Trump y el riesgo de un nuevo tropiezo en Afganistán

Un combatiente afgano es un ser humano sobrio, casi ascético, que con unos sorbos de agua, alguna galleta y quizás un trago de té, se mantiene en plena forma física, capaz de rendir al máximo durante interminables jornadas.

Sume usted a ello que desde que dan sus primeros pasos, los montañeses de la valerosa nación centroasiática, a veces con unas rústicas sandalias y otras, descalzos, recorren kilómetros y kilómetros  a través de pedregosas elevaciones, a miles de pies sobre el nivel del mar y donde no hay ni arroyos ni manantiales.

Pero hay más: esa región está plagada de cuevas y verdaderos laberintos de roca, en los que resulta en extremo fácil a una pequeña tropa (como suelen ser las guerrillas) ocultarse y protegerse hasta hacerse invisibles para el enemigo.

Del otro lado de este esbozo está el soldado norteamericano, acostumbrado a lo que consideran un mínimo de condiciones, pero  que para cualquier unidad regular del mundo actual serían un sueño hecho realidad.

Desde el calzado especial, la ropa adecuadamente camuflada, los fusiles con miras de última generación, el agua fría y los refrescos y cigarros en los campamentos, hasta una comida que ya quisieran para sí en día de fiesta los integrantes de cualquier formación bélica.

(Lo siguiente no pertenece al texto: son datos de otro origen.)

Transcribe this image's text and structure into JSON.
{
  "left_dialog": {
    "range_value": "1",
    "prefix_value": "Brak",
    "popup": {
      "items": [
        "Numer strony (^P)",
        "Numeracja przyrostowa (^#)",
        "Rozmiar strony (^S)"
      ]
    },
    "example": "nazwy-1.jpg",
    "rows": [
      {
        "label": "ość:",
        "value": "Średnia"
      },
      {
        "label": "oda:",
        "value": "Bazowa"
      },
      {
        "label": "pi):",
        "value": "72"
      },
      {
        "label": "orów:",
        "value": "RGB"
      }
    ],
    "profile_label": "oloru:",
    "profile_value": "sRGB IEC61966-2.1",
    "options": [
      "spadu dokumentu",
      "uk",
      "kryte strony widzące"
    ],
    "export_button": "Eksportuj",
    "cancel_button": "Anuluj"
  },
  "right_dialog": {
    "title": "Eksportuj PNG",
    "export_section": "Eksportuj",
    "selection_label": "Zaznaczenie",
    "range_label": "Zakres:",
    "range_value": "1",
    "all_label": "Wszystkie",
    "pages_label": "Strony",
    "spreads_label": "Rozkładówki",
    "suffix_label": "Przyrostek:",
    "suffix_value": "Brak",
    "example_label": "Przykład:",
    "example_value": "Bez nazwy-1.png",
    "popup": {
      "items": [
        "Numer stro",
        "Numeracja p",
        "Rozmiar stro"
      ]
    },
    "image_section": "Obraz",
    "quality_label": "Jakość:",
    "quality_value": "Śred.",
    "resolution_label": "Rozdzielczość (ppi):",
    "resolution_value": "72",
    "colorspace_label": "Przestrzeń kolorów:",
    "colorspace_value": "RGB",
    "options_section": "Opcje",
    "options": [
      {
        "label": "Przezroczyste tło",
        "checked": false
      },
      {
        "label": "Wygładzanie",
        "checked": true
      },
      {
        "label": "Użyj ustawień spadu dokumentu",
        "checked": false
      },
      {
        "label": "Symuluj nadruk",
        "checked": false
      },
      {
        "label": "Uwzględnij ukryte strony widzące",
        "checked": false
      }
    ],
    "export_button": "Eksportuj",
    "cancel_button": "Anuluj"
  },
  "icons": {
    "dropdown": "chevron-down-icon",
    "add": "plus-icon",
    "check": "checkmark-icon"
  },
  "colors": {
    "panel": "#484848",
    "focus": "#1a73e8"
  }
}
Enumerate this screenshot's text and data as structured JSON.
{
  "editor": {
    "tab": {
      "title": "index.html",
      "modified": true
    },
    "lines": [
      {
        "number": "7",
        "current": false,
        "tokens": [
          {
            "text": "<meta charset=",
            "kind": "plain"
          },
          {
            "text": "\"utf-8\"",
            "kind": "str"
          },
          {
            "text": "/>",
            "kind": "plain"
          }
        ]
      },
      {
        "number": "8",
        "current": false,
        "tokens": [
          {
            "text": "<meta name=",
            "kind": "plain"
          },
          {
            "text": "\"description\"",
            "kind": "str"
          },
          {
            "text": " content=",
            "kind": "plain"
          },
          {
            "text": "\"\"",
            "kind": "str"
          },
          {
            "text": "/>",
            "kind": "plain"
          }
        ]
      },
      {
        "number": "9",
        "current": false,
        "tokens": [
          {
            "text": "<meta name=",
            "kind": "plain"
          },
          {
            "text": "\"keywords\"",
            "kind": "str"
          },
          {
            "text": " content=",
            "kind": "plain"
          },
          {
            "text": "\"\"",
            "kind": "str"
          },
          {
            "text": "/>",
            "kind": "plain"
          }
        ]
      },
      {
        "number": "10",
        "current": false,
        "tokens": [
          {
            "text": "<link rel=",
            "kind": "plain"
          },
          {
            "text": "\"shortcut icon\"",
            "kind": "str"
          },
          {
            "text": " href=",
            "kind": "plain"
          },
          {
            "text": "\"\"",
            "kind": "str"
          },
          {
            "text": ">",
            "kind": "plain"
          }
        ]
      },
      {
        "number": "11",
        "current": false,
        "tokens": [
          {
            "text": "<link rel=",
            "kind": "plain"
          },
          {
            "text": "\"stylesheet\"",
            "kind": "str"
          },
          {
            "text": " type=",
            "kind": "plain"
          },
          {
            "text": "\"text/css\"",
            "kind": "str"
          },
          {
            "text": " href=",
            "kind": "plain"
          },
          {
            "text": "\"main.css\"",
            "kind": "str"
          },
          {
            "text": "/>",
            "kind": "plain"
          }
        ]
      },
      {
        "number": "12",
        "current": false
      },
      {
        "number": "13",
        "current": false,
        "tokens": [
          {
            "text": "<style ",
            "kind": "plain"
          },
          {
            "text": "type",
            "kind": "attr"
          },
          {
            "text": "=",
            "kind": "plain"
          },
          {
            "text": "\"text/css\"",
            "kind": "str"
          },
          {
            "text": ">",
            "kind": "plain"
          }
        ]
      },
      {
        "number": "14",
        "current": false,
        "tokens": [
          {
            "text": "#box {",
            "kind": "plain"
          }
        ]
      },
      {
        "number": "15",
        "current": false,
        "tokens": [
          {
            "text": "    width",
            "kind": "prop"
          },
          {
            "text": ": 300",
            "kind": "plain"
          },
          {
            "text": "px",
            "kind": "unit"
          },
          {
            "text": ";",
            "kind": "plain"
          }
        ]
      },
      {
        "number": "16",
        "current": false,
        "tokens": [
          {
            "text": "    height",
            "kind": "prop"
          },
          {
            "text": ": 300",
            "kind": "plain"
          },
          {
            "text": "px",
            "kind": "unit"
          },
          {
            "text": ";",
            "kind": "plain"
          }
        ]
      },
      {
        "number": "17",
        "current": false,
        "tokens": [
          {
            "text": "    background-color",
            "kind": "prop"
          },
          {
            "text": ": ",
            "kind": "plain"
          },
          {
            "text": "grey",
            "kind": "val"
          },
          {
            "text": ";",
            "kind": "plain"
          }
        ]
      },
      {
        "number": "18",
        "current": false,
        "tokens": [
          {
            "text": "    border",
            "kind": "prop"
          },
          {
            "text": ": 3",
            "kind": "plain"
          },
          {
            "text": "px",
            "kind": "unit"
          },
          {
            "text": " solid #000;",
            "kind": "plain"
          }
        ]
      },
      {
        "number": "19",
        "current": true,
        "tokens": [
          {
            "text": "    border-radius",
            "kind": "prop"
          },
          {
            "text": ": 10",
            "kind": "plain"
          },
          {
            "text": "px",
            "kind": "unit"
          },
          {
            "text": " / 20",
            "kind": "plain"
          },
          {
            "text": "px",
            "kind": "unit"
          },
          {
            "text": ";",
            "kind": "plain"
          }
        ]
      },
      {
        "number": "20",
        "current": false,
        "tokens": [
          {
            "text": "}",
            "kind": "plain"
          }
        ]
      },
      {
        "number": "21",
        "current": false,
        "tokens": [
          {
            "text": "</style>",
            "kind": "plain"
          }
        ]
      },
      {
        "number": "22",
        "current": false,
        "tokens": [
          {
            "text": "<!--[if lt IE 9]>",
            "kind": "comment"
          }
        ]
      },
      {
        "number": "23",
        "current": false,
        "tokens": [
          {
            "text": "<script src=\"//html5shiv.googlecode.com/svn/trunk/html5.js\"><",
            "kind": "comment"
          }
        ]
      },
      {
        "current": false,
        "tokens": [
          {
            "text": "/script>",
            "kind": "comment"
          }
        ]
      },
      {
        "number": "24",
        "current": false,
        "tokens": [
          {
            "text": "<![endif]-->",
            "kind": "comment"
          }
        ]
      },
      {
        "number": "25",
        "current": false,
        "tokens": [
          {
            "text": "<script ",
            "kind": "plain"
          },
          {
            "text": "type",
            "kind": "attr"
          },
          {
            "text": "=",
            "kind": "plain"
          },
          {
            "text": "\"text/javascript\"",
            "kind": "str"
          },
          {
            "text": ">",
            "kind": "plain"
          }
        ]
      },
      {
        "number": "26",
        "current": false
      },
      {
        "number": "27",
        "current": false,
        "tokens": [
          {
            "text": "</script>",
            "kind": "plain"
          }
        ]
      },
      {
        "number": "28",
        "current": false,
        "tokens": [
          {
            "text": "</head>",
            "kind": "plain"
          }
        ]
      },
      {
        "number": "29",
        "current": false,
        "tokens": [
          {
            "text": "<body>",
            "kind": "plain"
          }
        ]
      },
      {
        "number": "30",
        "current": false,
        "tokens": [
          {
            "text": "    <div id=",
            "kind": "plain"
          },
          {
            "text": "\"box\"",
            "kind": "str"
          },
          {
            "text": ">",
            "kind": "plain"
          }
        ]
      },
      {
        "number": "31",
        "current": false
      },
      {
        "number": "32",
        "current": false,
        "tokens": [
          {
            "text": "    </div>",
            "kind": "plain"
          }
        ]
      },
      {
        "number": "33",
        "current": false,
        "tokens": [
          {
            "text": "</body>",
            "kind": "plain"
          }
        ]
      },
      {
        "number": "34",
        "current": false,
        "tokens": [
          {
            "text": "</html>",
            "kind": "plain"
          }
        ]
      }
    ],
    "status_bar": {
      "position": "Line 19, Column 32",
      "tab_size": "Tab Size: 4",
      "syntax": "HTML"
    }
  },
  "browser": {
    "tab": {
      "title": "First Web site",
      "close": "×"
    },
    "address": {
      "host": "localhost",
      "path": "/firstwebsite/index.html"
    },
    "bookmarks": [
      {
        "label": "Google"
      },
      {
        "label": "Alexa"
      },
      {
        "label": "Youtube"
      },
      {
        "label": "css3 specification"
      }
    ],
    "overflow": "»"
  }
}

Unido a ese aseguramiento, toda una cadena logística que incluye transportes blindados, bases de combustible, almacenes para aprovisionamiento de las tropas, exploración con drones y un enorme etcétera, todo a miles de kilómetros de la madre patria, la gran Norteamérica que cosecha derrota tras derrota, desde los ya lejanos pero no olvidados tiempos de Vietnam.

El costo de mantener todo ese aparato bélico (millones de dólares diarios durante 17 años) es enorme ¿Para qué? Para intentar someter a un país que nunca ha sido sometido, a pesar de los muchos intentos para hacer inclinar la frente a sus hombres  y mujeres, una raza tan orgullosa como valiente y austera.

La nueva ¨hazaña¨  (¿aventura descabellada?) de Trump desde hace algunos meses, es pretender aumentar en unos cuantos miles el número de soldados que cumplen misión en Afganistán, con un final predecible: unos para caer en combate, otros para suicidarse, algunos para morir dentro de cuatro  o cinco  años por contaminación con el uranio empobrecido de los proyectiles.

 Muchos para volver a su país sin amparo del gobierno y luchar contra los demonios que eufemísticamente llaman ¨síndrome del estrés post traumático¨ que desemboca la mayoría de las veces en alcohol, drogas y un balazo en la cabeza porque sencillamente no resisten un día más en el infierno.

Nada, un poco más de lo mismo para no lograr nada como no sea deteriorar (si cabe) aún más la imagen de la primera potencia, estancada en una hipócrita ¨guerra contra el terrorismo¨.

Al final, la vida dirá la última palabra, pero la espina de Afganistán es tan dura, tan puntiaguda y tan venenosa que nadie ha podido y difícilmente podrá tragarla.